L'entreprise d'économie sociale détourne en effet chaque année de l'enfouissement plusieurs tonnes d'objets et de vêtements toujours utilisables. Elle les revend à prix modique, venant ainsi du même coup en aide aux personnes parfois moins bien nanties.
«Pour l'année qui vient de se terminer, au 31 mars, nous avions un taux de récupération de 82 pour cent, ce qui est très bon. Pour 186 tonnes de matériel reçu, nous en avons rejeté 34. Mais en ce moment, on doit jeter la moitié de ce que l'on reçoit. On juge donc important de lancer un appel à population. Il nous faut des vêtements propres et en bon état», a indiqué la directrice générale Francine Maltais.
Environ 75 pour cent des matières que la Petite Boutique reçoit sont du textile. Elle en revend la majorité à très faible prix. Elle récupère aussi le coton pour en faire des chiffons et des guenilles très prisés par les garages et ateliers de mécanique.
«Mais si le coton est souillé, plein de peinture ou de trous, on ne peut rien faire avec. Les gens les achètent pour se laver les mains et non pour se les salir. Nos chiffons font 12 pouces par 12 pouces, alors il faut disposer d'un bon carré de cette taille sur la pièce de vêtement», rappelle Caroline Simard, chef d'équipe en montrant de nombreux exemples de vêtements troués ou tellement sales qu'il n'y a rien à faire avec.
Une prothèse dentaire!
«On reçoit beaucoup de déchets, poursuit-elle, en montrant cette fois-ci une vieille prothèse dentaire et une brosse à dents (!). Les gens pensent sûrement bien faire, croyant sans doute qu'on peut les réutiliser. Mais on n'a pas l'équipement ici pour laver les vêtements. On ne reprise pas les bas. On va réparer un bouton si la pièce en vaut vraiment peine.»
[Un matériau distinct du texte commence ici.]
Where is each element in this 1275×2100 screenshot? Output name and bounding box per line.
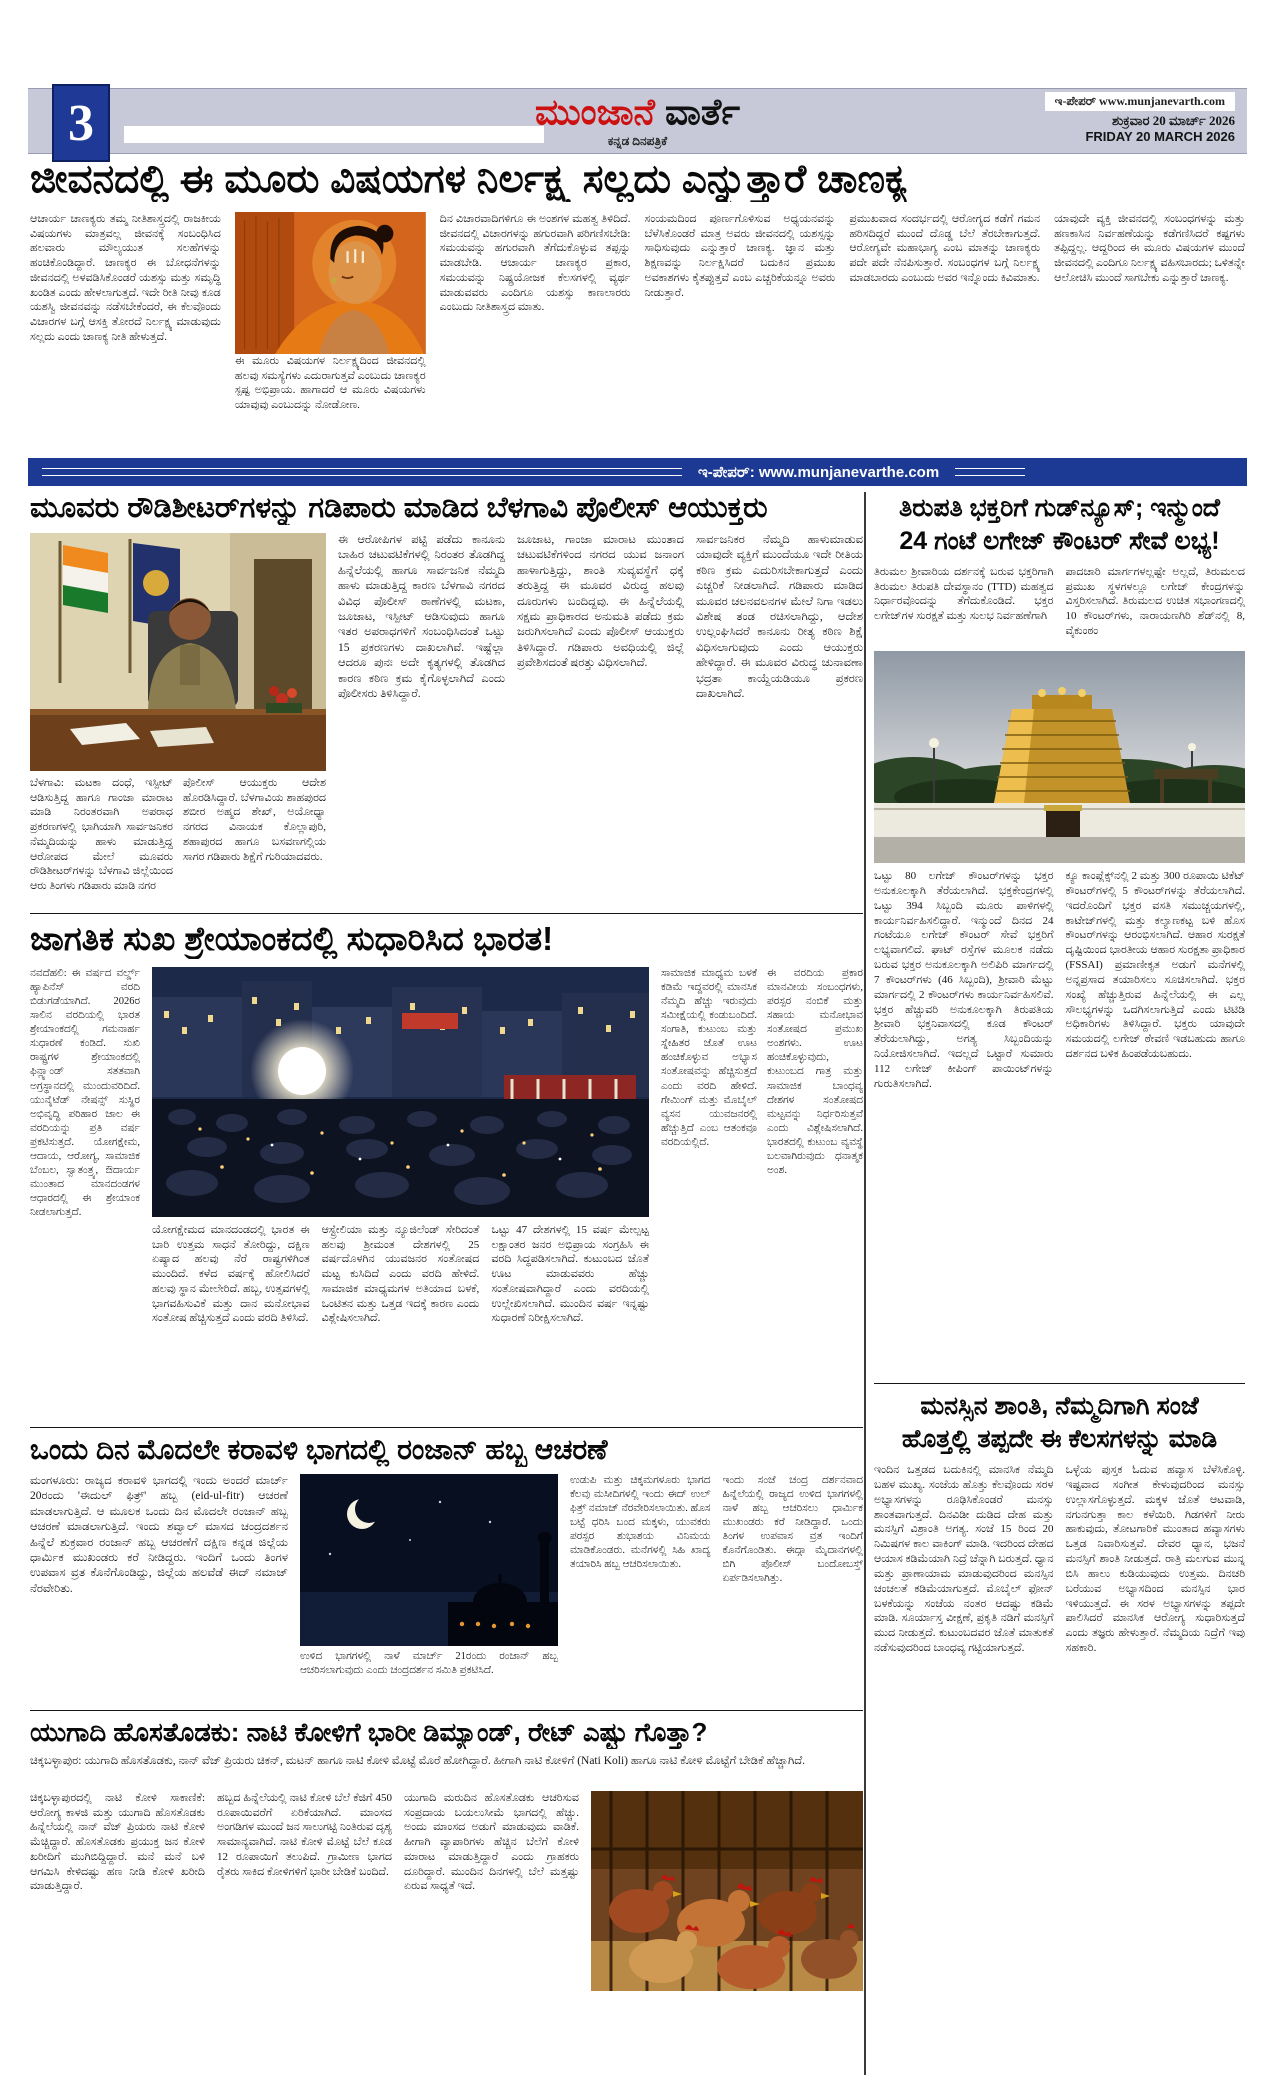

La Petite Boutique comporte aussi un volet bazar depuis quelques années, qui comprend des meubles et des électroménagers. Là encore, il faut minimalement que les dons soient réutilisables. «On n'a pas de services de réparation. On ne peut même pas essayer les laveuses, sécheuses, fours ou lave-vaisselle», précise Caroline Simard, dont l'équipe de tri comporte sept employées.
Via Facebook
Afin de sensibiliser davantage la population, la Petite Boutique utilise aussi sa page Facebook. Elle y présente des exemples en photos de ce qu'elle peut récupérer et surtout, de ce qu'elle ne peut recycler.
«On ne veut surtout pas que les gens arrêtent de nous apporter du matériel. On veut simplement pouvoir consacrer tout notre temps à notre mission», a rappelé Francine Maltais.